Diferentes
Resulta muy difícil resumir en una frase el buen número de razones que pueden explicar el éxito continuado de la selección española de baloncesto. Pero creo que quien ha estado más cerca de lograrlo ha sido José Manuel Calderón, base y cerebro destacado de este grupo, cuando ante las cámaras de televisión y a los pocos minutos de terminar la final y colgarse un nuevo oro cerró una de sus reflexiones con un simple "somos diferentes". No puedo estar más de acuerdo. Lo fueron desde el día que su columna vertebral irrumpió en nuestras vidas, en el Mundial júnior de Lisboa, hace ya 12 años, cuando daba sus últimos coletazos una década bastante frustrante baloncestísticamente, bastante huérfana de jugadores carismáticos y que arrojaba unos resultados ciertamente mediocres que arruinaron buena parte del crédito conseguido en los años ochenta. De repente descubrimos una banda de mocosos descarados que jugaban a una velocidad de vértigo y que no temían ni a Dios ni al diablo. Eran diferentes.
Poco a poco fueron madurando y junto a algún ilustre veterano comenzaron a demostrar que a su talento se le unían otros valores como la ambición y una indisimulada pasión por competir. Y se pillaron un par de medallas, hasta que se produjo el boom de Japón, donde hay que recordar que los primeros que dijeron que iban a por el oro fueron los propios jugadores. Cuando en este país lo normal era protegerse del posible fracaso rebajando expectativas, ellos animaban a la gente a sumarse a sus ilusiones. Eran diferentes.
En Japón la mezcla alrededor de la generación de Lisboa se acercaba a la perfección al completarse el puzle con savia nueva como Rudy o Marc Gasol. Lo que observamos en aquel Mundial no fue solo un impensable éxito, sino la explosión de un modelo a imitar en el que tan importantes eran las cuestiones relacionadas con meter o evitar canastas como las humanas. Y el factor humano se puso a la altura del factor deportivo. Sin saber muy bien por qué, viendo a otros jugadores y a otras selecciones saltaba a la vista que, esta vez en el buen sentido, España era diferente.

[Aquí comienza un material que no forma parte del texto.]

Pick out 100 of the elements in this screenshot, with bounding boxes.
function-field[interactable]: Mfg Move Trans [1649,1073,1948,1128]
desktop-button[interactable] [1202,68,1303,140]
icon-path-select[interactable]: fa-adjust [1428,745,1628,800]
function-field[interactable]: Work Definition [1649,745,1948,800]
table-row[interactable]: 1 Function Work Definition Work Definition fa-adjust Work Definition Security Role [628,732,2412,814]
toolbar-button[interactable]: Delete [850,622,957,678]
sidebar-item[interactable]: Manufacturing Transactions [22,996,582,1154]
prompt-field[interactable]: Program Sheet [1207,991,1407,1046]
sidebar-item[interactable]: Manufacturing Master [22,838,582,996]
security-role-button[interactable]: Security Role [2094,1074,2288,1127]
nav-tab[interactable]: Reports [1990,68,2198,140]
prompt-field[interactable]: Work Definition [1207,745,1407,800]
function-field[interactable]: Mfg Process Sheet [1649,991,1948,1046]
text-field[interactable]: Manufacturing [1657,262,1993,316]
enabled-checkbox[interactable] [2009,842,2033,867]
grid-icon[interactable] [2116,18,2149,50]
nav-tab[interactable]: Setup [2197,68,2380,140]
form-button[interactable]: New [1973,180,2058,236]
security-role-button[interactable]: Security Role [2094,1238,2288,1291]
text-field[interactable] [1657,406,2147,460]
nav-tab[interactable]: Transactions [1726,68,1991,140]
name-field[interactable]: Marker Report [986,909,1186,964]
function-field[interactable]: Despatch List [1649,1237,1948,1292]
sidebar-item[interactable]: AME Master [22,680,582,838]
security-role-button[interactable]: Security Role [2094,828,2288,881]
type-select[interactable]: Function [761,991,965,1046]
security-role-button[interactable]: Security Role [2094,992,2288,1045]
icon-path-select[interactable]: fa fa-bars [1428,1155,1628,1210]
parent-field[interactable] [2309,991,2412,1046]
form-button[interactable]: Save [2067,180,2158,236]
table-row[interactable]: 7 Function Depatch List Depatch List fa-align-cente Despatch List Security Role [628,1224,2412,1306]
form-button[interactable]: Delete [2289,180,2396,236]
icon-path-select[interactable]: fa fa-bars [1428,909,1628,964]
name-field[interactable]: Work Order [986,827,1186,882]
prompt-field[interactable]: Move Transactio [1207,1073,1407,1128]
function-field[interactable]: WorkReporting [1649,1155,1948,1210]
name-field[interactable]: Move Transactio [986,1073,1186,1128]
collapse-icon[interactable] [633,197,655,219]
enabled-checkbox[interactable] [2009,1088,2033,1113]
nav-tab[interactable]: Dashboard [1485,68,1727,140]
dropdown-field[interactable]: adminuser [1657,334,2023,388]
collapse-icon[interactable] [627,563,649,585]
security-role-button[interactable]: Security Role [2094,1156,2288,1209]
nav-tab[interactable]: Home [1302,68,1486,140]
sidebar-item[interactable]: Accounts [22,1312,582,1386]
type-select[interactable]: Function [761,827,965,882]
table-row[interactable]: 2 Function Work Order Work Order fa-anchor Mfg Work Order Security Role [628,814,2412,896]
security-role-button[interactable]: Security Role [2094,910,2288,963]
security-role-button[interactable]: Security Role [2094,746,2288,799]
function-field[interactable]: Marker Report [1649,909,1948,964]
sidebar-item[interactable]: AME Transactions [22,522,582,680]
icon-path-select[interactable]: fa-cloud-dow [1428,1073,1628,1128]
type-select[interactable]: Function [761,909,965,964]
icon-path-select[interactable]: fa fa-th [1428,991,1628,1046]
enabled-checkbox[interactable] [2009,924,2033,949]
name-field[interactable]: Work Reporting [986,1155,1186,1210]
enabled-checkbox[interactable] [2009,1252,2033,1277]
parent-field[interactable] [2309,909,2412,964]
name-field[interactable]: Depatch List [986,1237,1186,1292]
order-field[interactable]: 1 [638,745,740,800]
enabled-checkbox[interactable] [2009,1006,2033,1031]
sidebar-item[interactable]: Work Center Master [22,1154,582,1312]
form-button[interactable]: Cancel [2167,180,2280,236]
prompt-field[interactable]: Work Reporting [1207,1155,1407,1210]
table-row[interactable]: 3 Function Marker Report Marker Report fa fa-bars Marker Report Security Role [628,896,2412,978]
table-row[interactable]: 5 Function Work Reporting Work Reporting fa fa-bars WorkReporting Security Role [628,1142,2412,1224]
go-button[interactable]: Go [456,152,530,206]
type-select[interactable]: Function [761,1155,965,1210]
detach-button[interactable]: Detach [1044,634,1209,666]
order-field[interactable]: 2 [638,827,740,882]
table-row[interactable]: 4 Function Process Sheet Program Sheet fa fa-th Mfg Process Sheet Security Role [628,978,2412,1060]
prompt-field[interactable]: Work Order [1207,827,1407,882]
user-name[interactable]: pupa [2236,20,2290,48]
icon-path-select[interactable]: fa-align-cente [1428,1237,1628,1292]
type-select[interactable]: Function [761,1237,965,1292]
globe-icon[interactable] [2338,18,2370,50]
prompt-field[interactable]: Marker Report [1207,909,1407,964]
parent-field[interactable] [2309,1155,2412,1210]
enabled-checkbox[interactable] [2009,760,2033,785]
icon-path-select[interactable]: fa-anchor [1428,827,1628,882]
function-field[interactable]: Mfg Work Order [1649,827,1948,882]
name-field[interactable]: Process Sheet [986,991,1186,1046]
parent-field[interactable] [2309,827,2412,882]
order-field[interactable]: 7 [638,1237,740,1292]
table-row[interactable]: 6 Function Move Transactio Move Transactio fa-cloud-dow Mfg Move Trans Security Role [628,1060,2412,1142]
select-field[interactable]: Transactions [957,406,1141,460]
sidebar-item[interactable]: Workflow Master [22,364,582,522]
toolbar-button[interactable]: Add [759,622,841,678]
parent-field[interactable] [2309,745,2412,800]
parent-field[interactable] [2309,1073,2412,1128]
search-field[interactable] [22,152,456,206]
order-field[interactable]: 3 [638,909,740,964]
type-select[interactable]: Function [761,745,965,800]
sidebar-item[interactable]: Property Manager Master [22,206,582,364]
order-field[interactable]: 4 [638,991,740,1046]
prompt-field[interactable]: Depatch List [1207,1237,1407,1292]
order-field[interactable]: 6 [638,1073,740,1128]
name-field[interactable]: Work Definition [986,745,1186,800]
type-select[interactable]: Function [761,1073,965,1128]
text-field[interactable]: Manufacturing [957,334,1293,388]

El enorme e inesperado éxito fue digerido perfectamente. No hubo problemas de egos, el compromiso se mantuvo y año tras año la cita veraniega de la selección se convirtió en una deliciosa fiesta donde primaba siempre el interés colectivo a los legítimos intereses individuales. Antonio Díaz Miguel, entrenador de la selección durante décadas, siempre prefería la denominación equipo nacional al de selección española. Tenía toda la razón, pues no todas las selecciones son un equipo. España nunca ha dejado de serlo, y en eso también han sido y siguen siendo diferentes de la mayoría.
Cuando observas el talento que atesoran otros países y las dificultades que atraviesan para lograr que sus mejores jugadores terminen conformando eso que entendemos debe ser un equipo, te das cuenta del valor de lo conseguido por este colectivo. Gracias al mantenimiento de una serie de valores técnicos, tácticos y humanos, España ha logrado una sorprendente y exitosa permanencia en lo más alto de la élite de este deporte. Mientras equipos como Serbia, Francia, Lituania o Eslovenia se las ven y se las desean para juntar sus muchas valiosas piezas en algo sólido y duradero, España consigue año tras año la cuadratura del círculo: ganar, disfrutar y hacer disfrutar, sacar lo mejor de cada uno sin estridencias ni malos rollos enarbolando la bandera del buen juego, un comportamiento ejemplar y una solidaridad y afecto entre sus componentes, que al final se convierte en un factor diferencial y decisivo.
Por estas cuestiones y algunas más, la frase de Calderón da en la diana. Este equipo hace, piensa y se comporta de manera diferente del resto y en su excepcionalidad radica buena parte de su merecido éxito. Tan sencillo de decir como difícil de conseguir.